習近平国家主席

習近平の長期独裁体制を阻むもの

 「赤い帝国・中国」が今後どのような道をたどるのか。中国が米国と並ぶ世界のルールメーカーとなり、太平洋を二分するような中華圏を確立するのか。あるいは政権が崩壊し、長い動乱時代が始まるのか。それとも、軌道修正されて、国際社会との協調路線に戻るのか。

 可能性としてはいろいろ考えられるのだが、私はここで、いかにもありそうな五つの近未来シナリオを提示してみたい。具体的な事象を想像することで、日本がこうしたチャイナリスクに備えるべき姿勢も見えてくるのではないだろうか。

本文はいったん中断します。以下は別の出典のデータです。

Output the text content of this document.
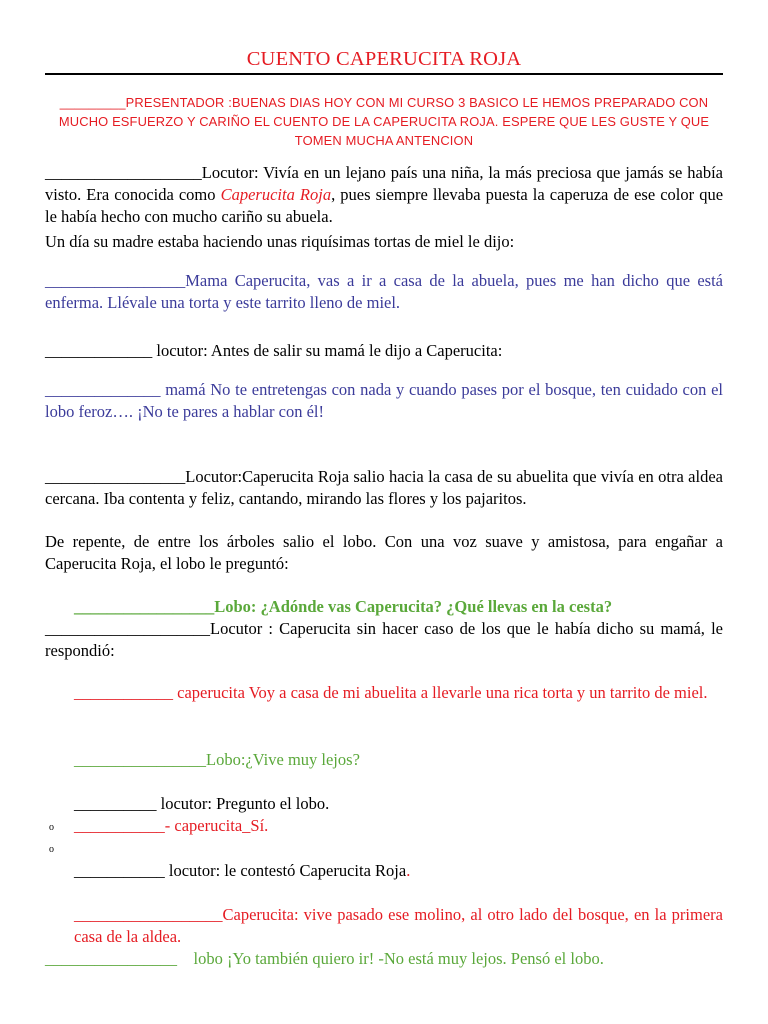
CUENTO CAPERUCITA ROJA

_________PRESENTADOR :BUENAS DIAS HOY CON MI CURSO 3 BASICO LE HEMOS PREPARADO CON MUCHO ESFUERZO Y CARIÑO EL CUENTO DE LA CAPERUCITA ROJA. ESPERE QUE LES GUSTE Y QUE TOMEN MUCHA ANTENCION

___________________Locutor: Vivía en un lejano país una niña, la más preciosa que jamás se había visto. Era conocida como Caperucita Roja, pues siempre llevaba puesta la caperuza de ese color que le había hecho con mucho cariño su abuela.

Un día su madre estaba haciendo unas riquísimas tortas de miel le dijo:

_________________Mama Caperucita, vas a ir a casa de la abuela, pues me han dicho que está enferma. Llévale una torta y este tarrito lleno de miel.

_____________ locutor: Antes de salir su mamá le dijo a Caperucita:

______________ mamá No te entretengas con nada y cuando pases por el bosque, ten cuidado con el lobo feroz…. ¡No te pares a hablar con él!

_________________Locutor:Caperucita Roja salio hacia la casa de su abuelita que vivía en otra aldea cercana. Iba contenta y feliz, cantando, mirando las flores y los pajaritos.

De repente, de entre los árboles salio el lobo. Con una voz suave y amistosa, para engañar a Caperucita Roja, el lobo le preguntó:

_________________Lobo: ¿Adónde vas Caperucita? ¿Qué llevas en la cesta?

____________________Locutor : Caperucita sin hacer caso de los que le había dicho su mamá, le respondió:

____________ caperucita Voy a casa de mi abuelita a llevarle una rica torta y un tarrito de miel.

________________Lobo:¿Vive muy lejos?

__________ locutor: Pregunto el lobo.

o ___________- caperucita_Sí.

o

___________ locutor: le contestó Caperucita Roja.

__________________Caperucita: vive pasado ese molino, al otro lado del bosque, en la primera casa de la aldea.

________________    lobo ¡Yo también quiero ir! -No está muy lejos. Pensó el lobo.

 私は習近平政権の今後について、かなり厳しい見方をしている。従来の集団指導体制であれば、総書記兼国家主席兼中央軍事委員会主席は2期10年の任期が普通だ。2017年秋の党大会で最初の任期の五年が終わり、順当ならば次の5年も習近平が総書記、国家主席、中央軍事委員会主席を継続することになる。同時に2017年秋の段階で、2022年以降に誰を総書記の座に就けるのかを見越した候補人事の選定というのが進んでいなければならない。

 だが2016年夏の北戴河(ほくたいが)会議で本来話しあわれるはずのポスト習近平人事はまったく噂にならず、それどころか習近平は自分が3期目も総書記を続けるつもりであるという情報がAFPなど一部メディアで流れはじめた。